Reincarnated into Two BodiesReincarnated into Two Bodies
Chapitre 15

Chapitre 15

Chapitre 15/1639%~7 min de lecture1 276 mots

Sous les ruines d'une ville abandonnée en périphérie de Setus, une réunion secrète se tenait.

Trois hommes étaient blottis autour d'une petite table ronde en bois, profondément sous terre.

L'un d'eux plaqua ses mains contre sa tête, ses rares cheveux tombant tandis que ses mains tremblaient de stress. « Deux mois et nous n'avons encore rencontré aucun porteur de Talent au symbole unique ! J'en ai marre de ça ! » L'homme chauve frappa la table de son front avec un bruit sourd.

Un autre donna son avis. « Heureusement, il n'y a pas de quota à remplir. Mais quand même, comment sommes-nous censés trouver ces Talents avec un budget aussi minable ? » L'homme pessimiste poussa un lourd soupir. « C'est impossible, je vous le dis. »

« Doucement, vous deux », coupa un homme stoïque. « Vous êtes bien trop concentrés sur le fait de faire plaisir aux chefs.
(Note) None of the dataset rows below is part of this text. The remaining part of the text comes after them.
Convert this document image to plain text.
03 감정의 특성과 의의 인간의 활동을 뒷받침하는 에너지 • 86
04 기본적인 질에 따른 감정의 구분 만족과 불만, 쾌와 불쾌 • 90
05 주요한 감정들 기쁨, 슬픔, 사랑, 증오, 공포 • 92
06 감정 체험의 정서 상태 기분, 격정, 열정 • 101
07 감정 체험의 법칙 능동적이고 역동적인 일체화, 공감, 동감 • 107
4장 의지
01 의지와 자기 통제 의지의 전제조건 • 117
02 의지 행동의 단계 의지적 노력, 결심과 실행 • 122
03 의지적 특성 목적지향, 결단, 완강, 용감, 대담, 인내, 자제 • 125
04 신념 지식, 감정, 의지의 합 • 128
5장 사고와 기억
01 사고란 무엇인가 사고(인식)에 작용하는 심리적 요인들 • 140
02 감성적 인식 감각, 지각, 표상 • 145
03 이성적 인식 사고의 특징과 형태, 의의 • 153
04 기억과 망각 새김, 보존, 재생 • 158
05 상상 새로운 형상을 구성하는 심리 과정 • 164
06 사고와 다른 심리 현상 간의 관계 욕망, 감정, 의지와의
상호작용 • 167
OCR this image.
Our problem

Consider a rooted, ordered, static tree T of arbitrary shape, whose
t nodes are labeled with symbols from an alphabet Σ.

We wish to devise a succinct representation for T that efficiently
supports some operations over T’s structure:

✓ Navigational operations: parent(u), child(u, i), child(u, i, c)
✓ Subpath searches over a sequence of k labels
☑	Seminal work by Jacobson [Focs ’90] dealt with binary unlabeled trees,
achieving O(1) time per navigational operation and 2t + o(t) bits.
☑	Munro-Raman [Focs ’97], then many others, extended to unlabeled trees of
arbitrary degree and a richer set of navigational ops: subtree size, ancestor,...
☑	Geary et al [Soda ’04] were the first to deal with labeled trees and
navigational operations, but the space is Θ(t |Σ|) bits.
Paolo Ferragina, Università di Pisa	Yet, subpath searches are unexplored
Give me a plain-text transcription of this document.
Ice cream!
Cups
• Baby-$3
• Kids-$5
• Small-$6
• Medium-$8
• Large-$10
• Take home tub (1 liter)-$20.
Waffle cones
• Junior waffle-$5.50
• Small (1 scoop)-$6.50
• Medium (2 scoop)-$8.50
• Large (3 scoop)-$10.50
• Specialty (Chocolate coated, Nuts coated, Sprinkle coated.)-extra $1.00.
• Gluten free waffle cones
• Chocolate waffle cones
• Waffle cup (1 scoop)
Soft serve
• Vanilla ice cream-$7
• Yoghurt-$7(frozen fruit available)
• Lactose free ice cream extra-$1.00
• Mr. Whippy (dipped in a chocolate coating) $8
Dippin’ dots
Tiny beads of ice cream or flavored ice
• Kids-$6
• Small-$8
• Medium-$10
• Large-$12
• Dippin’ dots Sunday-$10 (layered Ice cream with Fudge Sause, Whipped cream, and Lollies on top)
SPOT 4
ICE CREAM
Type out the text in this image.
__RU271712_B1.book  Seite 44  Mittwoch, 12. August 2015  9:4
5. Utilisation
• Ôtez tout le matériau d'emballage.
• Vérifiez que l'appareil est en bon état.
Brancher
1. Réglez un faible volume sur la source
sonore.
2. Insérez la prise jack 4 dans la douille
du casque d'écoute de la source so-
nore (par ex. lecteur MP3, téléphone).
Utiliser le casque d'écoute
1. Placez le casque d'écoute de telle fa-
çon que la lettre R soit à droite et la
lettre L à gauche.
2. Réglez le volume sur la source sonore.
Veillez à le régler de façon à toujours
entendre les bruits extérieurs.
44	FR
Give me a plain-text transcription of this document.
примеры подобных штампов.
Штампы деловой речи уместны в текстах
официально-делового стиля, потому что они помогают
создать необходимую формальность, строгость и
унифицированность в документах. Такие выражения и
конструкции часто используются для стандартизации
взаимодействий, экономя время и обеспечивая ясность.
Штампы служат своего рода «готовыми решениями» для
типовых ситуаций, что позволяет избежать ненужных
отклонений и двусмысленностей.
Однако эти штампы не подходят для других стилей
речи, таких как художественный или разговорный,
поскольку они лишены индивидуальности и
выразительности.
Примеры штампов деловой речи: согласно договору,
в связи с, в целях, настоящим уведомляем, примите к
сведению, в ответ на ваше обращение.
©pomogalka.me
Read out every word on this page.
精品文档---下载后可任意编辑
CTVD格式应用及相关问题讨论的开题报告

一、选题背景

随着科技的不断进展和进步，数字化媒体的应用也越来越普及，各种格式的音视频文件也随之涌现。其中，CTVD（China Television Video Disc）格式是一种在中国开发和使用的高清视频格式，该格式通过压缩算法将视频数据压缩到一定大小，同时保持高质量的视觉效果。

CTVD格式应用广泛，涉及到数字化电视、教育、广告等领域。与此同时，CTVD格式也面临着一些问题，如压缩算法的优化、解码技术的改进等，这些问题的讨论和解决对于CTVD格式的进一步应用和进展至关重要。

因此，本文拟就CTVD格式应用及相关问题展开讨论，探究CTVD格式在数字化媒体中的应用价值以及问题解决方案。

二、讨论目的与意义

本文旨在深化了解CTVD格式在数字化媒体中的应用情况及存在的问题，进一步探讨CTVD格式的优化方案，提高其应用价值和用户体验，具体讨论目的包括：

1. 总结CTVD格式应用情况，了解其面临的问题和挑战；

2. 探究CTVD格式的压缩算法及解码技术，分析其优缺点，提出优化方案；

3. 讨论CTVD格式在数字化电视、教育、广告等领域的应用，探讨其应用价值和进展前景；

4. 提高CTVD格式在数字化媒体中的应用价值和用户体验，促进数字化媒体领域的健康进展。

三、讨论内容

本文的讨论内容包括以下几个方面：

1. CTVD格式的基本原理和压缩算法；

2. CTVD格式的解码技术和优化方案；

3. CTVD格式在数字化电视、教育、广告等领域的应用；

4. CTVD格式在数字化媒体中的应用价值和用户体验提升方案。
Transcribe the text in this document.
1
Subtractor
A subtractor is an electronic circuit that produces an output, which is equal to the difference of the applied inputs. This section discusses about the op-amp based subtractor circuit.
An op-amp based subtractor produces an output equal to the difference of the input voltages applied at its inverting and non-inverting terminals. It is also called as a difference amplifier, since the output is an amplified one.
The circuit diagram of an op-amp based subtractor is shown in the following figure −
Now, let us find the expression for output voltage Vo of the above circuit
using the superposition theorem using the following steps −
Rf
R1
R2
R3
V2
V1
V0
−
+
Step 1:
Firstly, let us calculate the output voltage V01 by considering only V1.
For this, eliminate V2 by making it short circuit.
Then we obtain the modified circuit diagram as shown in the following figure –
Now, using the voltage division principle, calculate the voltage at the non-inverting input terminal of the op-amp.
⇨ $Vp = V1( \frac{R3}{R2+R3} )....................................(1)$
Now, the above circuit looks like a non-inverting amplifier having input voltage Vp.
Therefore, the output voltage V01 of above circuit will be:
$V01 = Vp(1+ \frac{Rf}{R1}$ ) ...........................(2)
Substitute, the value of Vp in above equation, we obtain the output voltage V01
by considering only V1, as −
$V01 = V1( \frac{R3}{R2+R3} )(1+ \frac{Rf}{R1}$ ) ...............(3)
On nous a seulement chargé de reconnaître le secteur et de ramener des infos, rappelez-vous ? »

L'homme chauve releva la tête. « Facile à dire pour toi ! Tu peux rester planté là à ne rien foutre toute la journée, mais moi j'en ai marre de stagner au rang de Paladin ! Je veux intégrer le groupe de la Main Droite ! Quel qu'en soit le prix ! »

« Tu en es sûr ? » demanda le pessimiste. « Comment ton Talent pourrait-il aider la Main Droite ? »

« Hé ! [Maîtrise de l'Épée] peut mener loin, tu sais ?! »

« Certes, ils sont forts et tout, mais la Main Droite se concentre sur le politique », répondit le pessimiste. « Je ne vois pas comment [Maîtrise de l'Épée] s'inscrit là-dedans. »

« B-beh, je peux persuader les autres avec mon charme naturel ! O-ou peut-être la peur !! »

Les deux autres hommes échangèrent un regard, un rictus aux lèvres.

« Qu-quoi -- ne vous moquez pas de moi ! Je suis sérieux, moi ! »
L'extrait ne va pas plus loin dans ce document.